1. Where coaches/managers are aware of a player who has asthma, written consent should be sought from parents/carers to use other people’s preventer inhalers to treat their child in emergency situations. Parents/carers must also agree for their own child’s preventer inhaler to be used by other people. Again this only applies to emergency situations. This form is attached at the end of the document. The Club Welfare Officer should keep a copy of written authorisation. Coaches/Managers are responsible for  gaining this authorisation from parents and carers.

2. Where inhalers have been used for other players in emergency situations the actual owner of the inhaler (or the parent of that child) needs to be notified. Manager/coaches should record incidents where children have recieved treatment from inhalers belonging to other people as this should not be happening frequently and is intended only for emergency situations. If a child’s inhaler is persistently absent and the child is a known asthmatic then the Club Welfare Officer needs to be informed. Inhalers should not be shared in non-emergencies.


If an asthmatic child in your care becomes breathless or wheezy or starts to cough:

1. Keep calm, it’s treatable. If the treatment is given at an early stage the symptoms can be completely and immediately reversible.

2. Let the child sit in a position they find most comfortable. Many children find it most comfortable to sit forwards.

3. Ensure the child has 2 puffs of their usual reliever.

4. STAY WITH THE CHILD. The reliever should work in 5 – 10 minutes

5. If symptoms have improved but not disappeared then give 1 puff of the reliever inhaler every minute for 5 minutes. Stay with the child.

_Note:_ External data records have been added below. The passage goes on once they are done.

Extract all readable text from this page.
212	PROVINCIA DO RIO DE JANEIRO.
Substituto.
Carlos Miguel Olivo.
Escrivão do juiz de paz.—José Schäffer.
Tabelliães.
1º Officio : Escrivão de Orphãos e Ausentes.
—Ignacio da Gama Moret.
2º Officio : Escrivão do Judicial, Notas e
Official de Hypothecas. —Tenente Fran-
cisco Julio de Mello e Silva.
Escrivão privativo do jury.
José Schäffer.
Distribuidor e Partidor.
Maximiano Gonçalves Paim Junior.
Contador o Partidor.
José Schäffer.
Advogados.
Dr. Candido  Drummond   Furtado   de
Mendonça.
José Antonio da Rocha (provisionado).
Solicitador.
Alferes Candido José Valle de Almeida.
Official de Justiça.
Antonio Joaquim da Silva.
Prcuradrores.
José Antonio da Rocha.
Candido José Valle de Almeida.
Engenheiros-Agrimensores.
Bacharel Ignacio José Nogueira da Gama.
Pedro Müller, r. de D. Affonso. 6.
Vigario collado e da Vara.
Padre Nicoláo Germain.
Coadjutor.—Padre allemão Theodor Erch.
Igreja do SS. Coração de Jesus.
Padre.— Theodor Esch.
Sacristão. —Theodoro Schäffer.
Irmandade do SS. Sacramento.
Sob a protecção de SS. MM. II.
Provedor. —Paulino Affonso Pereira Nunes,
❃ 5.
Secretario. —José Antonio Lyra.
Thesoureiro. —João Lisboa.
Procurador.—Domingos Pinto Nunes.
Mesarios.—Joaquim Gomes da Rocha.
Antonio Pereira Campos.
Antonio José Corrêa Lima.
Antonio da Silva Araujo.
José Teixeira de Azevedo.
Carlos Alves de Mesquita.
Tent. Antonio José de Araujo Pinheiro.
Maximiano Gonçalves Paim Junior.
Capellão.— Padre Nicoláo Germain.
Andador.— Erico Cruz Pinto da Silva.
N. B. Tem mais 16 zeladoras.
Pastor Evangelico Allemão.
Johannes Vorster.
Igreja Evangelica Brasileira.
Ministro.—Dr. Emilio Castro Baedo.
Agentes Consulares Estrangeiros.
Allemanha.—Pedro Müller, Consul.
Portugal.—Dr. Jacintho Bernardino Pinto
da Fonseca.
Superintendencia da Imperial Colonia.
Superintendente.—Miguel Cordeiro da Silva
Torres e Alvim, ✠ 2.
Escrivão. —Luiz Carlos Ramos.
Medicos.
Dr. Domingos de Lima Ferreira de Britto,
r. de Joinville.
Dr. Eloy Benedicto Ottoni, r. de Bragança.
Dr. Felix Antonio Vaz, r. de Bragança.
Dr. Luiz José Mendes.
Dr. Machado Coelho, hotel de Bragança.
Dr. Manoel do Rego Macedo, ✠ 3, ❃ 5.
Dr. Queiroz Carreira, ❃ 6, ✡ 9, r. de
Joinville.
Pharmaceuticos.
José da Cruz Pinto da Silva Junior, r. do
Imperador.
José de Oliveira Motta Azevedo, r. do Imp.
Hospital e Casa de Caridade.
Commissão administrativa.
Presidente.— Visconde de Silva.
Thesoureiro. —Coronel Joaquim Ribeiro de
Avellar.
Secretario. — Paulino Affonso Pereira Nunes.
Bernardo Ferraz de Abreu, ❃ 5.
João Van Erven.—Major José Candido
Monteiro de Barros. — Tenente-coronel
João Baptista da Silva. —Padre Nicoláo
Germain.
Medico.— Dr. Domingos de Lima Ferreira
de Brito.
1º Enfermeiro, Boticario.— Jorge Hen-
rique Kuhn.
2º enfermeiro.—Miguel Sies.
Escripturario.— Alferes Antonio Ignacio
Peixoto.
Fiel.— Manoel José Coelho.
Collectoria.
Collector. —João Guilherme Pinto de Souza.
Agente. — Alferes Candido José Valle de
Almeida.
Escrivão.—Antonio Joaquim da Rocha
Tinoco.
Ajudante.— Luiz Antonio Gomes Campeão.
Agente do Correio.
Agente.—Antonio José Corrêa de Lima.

6. Where inhalers have been administered and the parent is absent then a call home should be made to inform parents. Children should not continue to play football. Children should be closely monitored until they are returned to the care of parents/carers.




-The reliever has no effect after 5-10 minutes
-The child is either distressed or unable to talk
-The child is getting exhausted
-You have any doubts about the child’s condition


1) Call 999 or send someone else to call 999 immediately – Inform them the child is having a SEVERE ASTHMA ATTACK AND REQUIRES IMMEDIATE ATTENTION.

2) Using the child’s reliever and spacer device give one puff into the spacer. Allow the child to breathe the medicine from the spacer. If the spacer device is an aeorochamber and it whistles ask the child to breath more slowly and gently. After one minute give another puff and allow the child to breathe the medicine. Repeat at not more than one minute intervals until the ambulance arrives.

3) Contact the parents and inform them what has happened.


In line with the first aid policy coaches/managers are responsible for logging incidents where players have recieved preventer treatment.